Last week: I drive onto my property, finally beginning to take shape as a home, and am eager to let my carpenter in the back door. Then I spy the lily, this lady of the night, which until now has only bloomed in my absence. Excited, I leap from my truck, forgetting my new cell phone is tucked in my lap. It careens to the ground, I snatch it up with one hand and, with the other, shove the truck door to close it. I watch in horror as the cell phone re-emerges, the truck door comes home, and the two collide in a crunching embrace.
This week: I receive an email from the woman who’s contracted to buy my current home, informing me with a fumbling apology and no satisfactory details, that she is re-nigging on our deal. The sale is no longer. For a month I have been pushing beyond my limits to meet our deadline, and I have turned other buyers away. I am knotted with frustration and fatigue.
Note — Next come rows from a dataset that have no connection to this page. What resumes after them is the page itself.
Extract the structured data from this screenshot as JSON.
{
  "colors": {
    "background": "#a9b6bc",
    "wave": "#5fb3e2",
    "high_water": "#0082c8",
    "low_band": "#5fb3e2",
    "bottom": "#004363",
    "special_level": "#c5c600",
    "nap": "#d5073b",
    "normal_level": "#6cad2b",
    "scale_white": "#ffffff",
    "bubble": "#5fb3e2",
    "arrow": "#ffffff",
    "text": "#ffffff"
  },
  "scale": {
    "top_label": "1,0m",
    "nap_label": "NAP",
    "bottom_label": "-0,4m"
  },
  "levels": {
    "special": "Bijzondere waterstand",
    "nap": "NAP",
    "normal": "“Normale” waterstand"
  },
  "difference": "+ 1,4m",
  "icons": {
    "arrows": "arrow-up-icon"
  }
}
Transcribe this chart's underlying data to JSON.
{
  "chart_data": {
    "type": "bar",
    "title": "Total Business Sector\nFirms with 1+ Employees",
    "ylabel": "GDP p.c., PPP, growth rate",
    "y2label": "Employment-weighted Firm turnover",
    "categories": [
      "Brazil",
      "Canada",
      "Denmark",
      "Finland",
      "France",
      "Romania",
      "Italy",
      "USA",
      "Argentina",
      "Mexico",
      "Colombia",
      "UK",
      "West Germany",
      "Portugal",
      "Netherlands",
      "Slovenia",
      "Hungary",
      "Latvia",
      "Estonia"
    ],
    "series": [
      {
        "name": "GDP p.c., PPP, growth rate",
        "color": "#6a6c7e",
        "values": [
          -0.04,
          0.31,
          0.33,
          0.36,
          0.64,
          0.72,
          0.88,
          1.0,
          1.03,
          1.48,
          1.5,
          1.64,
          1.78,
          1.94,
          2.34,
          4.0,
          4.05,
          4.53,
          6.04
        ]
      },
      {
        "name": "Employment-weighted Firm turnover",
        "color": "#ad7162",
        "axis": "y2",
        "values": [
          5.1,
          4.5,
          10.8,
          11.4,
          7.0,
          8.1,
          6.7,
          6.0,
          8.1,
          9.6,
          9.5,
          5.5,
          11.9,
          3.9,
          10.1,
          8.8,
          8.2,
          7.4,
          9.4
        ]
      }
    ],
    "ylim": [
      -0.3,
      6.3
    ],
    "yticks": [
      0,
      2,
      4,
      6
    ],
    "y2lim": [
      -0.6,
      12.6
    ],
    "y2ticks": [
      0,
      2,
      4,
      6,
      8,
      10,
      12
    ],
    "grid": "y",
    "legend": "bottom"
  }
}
This evening: I sit down to write, and I write and I write, and with this creative endeavor, the knots in my world slip loose. Letting me know the truth, which is this: It is the lilies, the fish, the frogs in my tiny pond, the cloud formations in the sky this afternoon, the trees swaying in the wind and light rain as I drove home—these are the things that make my world.
All else is stuff. My cell phone (too expensive right now to replace), sports a sadly and badly shattered screen, but beyond all reason, still works. And as to the sale of my house? I know it will happen in time. And the lilies will bloom and the fish will swim and the wind and rain and sun will come. And all will be okay.